Toten: Knowledge-Based Ontological Tokenization Of Physical Quantities And Technical Notation In Brazilian Portuguese
arXiv:2606.19626v1 Announce Type: new Abstract: Byte-Pair Encoding tokenization is statistically efficient for vocabulary compression, but semantically blind to structured technical entities, fragmenting physical quantities, numbers, units, and symbolic expressions into lexically arbitrary...
Tokenization is the silent gatekeeper of language model comprehension. Most practitioners treat it as a solved preprocessing step, but a new preprint from Brazilian researchers exposes a critical blind spot: when tokenizers encounter structured technical notation—units like “kg·m/s²,” numbers with decimal separators, or symbolic expressions—they fragment them into semantically meaningless pieces. The paper introduces Toten, a knowledge-based ontological tokenizer designed specifically for physical quantities and technical notation in Brazilian Portuguese.
What Happened
The authors argue that Byte-Pair Encoding (BPE), the dominant tokenization algorithm behind models like GPT and Llama, achieves admirable vocabulary compression but is “semantically blind” to structured entities. A physical quantity such as “5.0×10³ N·m” might be split across multiple tokens that break the relationship between the coefficient, the exponent, and the unit. Toten replaces this statistical approach with an ontology-driven pipeline: it first identifies technical entities using domain-specific grammars and unit ontologies, then tokenizes them as atomic or structured units that preserve their mathematical and physical meaning. The system is tailored to Brazilian Portuguese, addressing locale-specific notation like decimal commas and unit abbreviations (e.g., “km/h” versus “km·h⁻¹”).
Why It Matters
This work strikes at a fundamental tension in modern NLP: statistical efficiency versus semantic fidelity. For general text, BPE’s compromises are acceptable because the semantic units are often words or subwords that align reasonably well with token boundaries. But in technical domains—physics, engineering, chemistry, finance—the cost of fragmentation is high. A model that cannot reliably parse “9.81 m/s²” as a single acceleration value will struggle with unit conversions, dimensional analysis, or even basic arithmetic reasoning. The problem compounds in retrieval-augmented generation (RAG) systems, where chunked technical documents lose the coherence of equations and measurements.
The focus on Brazilian Portuguese is also strategically important. Most tokenization research centers on English, but technical notation is not language-neutral: decimal separators, unit conventions, and number formatting vary significantly. A tokenizer that works for “1.5 kg” in English may fail on “1,5 kg” in Portuguese. Toten demonstrates that locale-aware tokenization is not a luxury but a necessity for deploying LLMs in scientific and industrial contexts outside the Anglosphere.

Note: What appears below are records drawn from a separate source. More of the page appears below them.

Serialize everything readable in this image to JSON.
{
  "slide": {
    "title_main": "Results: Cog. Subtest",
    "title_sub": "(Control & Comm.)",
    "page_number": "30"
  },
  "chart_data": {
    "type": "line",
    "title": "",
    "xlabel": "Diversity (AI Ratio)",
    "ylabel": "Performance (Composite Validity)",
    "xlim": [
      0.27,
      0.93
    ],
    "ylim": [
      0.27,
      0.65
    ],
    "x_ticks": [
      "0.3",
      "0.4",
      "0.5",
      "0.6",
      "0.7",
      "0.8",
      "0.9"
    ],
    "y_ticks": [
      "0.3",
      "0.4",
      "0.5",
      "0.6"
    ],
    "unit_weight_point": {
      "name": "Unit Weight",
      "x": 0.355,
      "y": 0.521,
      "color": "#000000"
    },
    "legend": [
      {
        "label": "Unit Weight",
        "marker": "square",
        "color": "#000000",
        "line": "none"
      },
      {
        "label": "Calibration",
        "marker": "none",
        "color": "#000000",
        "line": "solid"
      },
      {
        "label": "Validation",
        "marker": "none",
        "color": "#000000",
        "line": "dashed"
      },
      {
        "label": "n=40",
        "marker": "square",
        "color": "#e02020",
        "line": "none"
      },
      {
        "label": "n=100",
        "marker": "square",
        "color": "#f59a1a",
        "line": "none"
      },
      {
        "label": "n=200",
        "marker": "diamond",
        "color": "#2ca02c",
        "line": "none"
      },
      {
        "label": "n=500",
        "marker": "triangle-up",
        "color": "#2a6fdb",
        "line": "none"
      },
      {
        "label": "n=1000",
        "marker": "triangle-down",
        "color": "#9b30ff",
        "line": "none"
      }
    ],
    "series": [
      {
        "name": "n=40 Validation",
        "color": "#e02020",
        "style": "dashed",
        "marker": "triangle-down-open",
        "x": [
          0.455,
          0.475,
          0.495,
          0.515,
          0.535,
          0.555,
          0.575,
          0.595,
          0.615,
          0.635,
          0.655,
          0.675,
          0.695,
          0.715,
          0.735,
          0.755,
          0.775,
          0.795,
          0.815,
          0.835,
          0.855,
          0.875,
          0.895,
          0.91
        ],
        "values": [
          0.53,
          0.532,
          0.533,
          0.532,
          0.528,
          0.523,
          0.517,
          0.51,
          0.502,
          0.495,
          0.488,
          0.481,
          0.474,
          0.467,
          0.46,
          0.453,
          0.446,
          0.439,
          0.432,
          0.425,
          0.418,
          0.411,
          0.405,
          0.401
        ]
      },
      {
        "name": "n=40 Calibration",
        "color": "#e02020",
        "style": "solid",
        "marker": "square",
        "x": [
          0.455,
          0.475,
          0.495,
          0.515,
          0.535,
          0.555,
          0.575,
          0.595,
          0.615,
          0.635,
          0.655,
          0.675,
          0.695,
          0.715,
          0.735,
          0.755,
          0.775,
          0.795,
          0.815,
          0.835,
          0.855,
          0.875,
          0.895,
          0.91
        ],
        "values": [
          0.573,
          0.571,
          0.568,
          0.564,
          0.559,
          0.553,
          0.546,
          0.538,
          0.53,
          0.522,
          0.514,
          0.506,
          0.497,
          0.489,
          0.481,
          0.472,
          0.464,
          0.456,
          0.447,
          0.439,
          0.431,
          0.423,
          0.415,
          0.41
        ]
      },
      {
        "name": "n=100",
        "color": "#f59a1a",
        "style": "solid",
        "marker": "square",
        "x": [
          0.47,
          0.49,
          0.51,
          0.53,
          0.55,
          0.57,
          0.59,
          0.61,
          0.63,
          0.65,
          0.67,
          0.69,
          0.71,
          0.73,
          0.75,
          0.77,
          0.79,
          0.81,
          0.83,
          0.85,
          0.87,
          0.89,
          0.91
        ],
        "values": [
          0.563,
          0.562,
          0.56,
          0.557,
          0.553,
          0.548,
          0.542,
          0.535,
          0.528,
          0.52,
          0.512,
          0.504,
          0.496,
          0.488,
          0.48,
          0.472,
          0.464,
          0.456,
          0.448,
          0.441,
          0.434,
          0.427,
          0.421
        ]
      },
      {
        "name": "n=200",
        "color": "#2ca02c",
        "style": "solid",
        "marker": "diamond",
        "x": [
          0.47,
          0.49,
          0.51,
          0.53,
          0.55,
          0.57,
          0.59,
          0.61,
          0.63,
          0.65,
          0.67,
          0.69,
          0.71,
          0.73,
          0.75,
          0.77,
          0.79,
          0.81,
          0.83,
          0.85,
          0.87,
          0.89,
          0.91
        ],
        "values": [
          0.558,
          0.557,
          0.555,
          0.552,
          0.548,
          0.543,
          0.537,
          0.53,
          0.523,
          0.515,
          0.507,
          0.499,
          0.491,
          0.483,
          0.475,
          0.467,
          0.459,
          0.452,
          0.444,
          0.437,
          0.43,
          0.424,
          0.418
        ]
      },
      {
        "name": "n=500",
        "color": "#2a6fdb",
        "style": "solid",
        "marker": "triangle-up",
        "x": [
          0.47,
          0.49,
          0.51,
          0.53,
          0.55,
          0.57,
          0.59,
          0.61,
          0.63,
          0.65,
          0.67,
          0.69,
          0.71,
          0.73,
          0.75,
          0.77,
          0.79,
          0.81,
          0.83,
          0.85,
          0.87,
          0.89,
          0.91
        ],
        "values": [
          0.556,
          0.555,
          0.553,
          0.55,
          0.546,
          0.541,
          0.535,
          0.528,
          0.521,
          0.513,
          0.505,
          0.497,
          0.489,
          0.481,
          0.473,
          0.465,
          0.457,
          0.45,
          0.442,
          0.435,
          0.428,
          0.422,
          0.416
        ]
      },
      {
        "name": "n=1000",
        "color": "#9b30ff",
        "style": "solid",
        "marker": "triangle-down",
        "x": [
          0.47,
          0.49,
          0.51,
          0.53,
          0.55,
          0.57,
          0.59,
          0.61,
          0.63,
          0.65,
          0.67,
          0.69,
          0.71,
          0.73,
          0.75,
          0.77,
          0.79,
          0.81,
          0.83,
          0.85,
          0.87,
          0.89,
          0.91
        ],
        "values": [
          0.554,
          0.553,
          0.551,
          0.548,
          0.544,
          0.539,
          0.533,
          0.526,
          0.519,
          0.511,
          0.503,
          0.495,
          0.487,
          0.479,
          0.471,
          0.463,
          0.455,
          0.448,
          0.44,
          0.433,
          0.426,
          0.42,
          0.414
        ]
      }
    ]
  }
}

Implications for AI Practitioners
For developers building domain-specific applications—scientific assistants, engineering chatbots, or financial analysis tools—Toten offers a template for how to move beyond one-size-fits-all tokenization. The immediate takeaway is that off-the-shelf models will mishandle technical notation, and fine-tuning alone may not fix the root cause. Practitioners should audit their tokenizer’s behavior on domain-specific inputs and consider hybrid approaches: use BPE for general language, but overlay a rule-based or ontology-driven tokenizer for structured technical entities.

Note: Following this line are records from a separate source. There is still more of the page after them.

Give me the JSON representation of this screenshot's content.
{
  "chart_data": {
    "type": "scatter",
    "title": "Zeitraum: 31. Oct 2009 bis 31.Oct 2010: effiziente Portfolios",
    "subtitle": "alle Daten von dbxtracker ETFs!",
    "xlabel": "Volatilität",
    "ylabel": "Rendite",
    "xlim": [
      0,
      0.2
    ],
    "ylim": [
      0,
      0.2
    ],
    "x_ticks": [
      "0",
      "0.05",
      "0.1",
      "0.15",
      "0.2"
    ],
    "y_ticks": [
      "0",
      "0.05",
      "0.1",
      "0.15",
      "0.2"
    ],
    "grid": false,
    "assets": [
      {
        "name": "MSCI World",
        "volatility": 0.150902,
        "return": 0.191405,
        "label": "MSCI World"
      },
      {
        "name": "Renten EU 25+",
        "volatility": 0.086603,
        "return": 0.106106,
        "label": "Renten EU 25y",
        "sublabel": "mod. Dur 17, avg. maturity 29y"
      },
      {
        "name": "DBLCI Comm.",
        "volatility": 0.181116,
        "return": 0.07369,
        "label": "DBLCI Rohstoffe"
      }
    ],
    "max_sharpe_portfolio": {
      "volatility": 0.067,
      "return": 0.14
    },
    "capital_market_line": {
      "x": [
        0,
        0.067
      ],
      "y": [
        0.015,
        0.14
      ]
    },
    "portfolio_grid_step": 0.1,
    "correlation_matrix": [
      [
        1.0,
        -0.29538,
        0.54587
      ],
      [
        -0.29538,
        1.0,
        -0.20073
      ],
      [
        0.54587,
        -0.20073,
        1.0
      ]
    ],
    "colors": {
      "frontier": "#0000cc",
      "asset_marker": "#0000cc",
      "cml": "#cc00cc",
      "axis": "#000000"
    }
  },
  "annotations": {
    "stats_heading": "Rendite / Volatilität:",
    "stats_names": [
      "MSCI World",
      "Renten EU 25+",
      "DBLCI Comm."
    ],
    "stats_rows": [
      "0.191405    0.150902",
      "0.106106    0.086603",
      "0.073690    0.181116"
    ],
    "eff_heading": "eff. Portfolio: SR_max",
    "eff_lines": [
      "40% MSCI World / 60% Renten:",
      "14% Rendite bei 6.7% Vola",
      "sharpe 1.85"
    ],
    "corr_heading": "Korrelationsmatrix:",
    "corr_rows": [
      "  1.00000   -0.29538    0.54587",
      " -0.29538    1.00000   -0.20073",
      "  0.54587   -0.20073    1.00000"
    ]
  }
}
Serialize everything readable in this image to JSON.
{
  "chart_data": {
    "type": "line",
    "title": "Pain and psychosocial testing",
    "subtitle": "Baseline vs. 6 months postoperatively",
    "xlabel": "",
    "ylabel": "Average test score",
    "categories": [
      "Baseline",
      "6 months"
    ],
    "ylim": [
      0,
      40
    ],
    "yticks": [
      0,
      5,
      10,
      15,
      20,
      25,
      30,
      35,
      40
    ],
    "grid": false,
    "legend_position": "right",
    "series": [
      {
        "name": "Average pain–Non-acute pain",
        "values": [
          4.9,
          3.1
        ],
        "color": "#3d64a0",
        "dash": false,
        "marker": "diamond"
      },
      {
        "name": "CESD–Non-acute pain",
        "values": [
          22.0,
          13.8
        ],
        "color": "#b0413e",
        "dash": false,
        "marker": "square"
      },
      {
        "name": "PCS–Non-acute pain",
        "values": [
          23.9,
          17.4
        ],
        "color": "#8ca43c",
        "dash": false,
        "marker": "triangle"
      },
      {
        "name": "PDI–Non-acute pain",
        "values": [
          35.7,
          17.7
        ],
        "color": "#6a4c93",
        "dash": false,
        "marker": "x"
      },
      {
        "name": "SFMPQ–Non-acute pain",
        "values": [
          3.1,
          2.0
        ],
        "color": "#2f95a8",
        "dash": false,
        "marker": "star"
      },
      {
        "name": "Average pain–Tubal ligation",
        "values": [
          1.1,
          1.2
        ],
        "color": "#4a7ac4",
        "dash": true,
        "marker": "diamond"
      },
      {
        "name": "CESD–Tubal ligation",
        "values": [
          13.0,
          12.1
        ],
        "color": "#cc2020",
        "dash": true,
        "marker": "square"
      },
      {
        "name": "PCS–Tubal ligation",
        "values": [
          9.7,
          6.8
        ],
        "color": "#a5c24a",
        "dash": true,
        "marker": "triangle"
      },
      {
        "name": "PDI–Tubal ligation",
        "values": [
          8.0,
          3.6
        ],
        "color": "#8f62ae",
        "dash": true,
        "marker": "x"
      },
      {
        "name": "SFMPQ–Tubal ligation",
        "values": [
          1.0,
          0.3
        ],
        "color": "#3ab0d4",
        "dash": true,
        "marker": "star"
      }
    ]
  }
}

The broader implication is that tokenization is becoming a differentiation point. As models commoditize, the quality of domain adaptation will hinge on how well the input representation captures domain semantics. Toten points toward a future where tokenizers are not black-box statistical tools but engineered components that embed domain knowledge.
Key Takeaways
- BPE tokenization fragments physical quantities and technical notation, breaking semantic relationships that models need for accurate reasoning.
- Toten uses ontological knowledge and locale-specific rules to tokenize units, numbers, and symbols as coherent entities, demonstrated for Brazilian Portuguese.
- Domain-specific applications (science, engineering, finance) require tokenization strategies that preserve technical semantics, not just statistical compression.
- Practitioners should evaluate tokenizer behavior on structured technical inputs and consider hybrid pipelines that combine general-purpose and ontology-driven tokenization.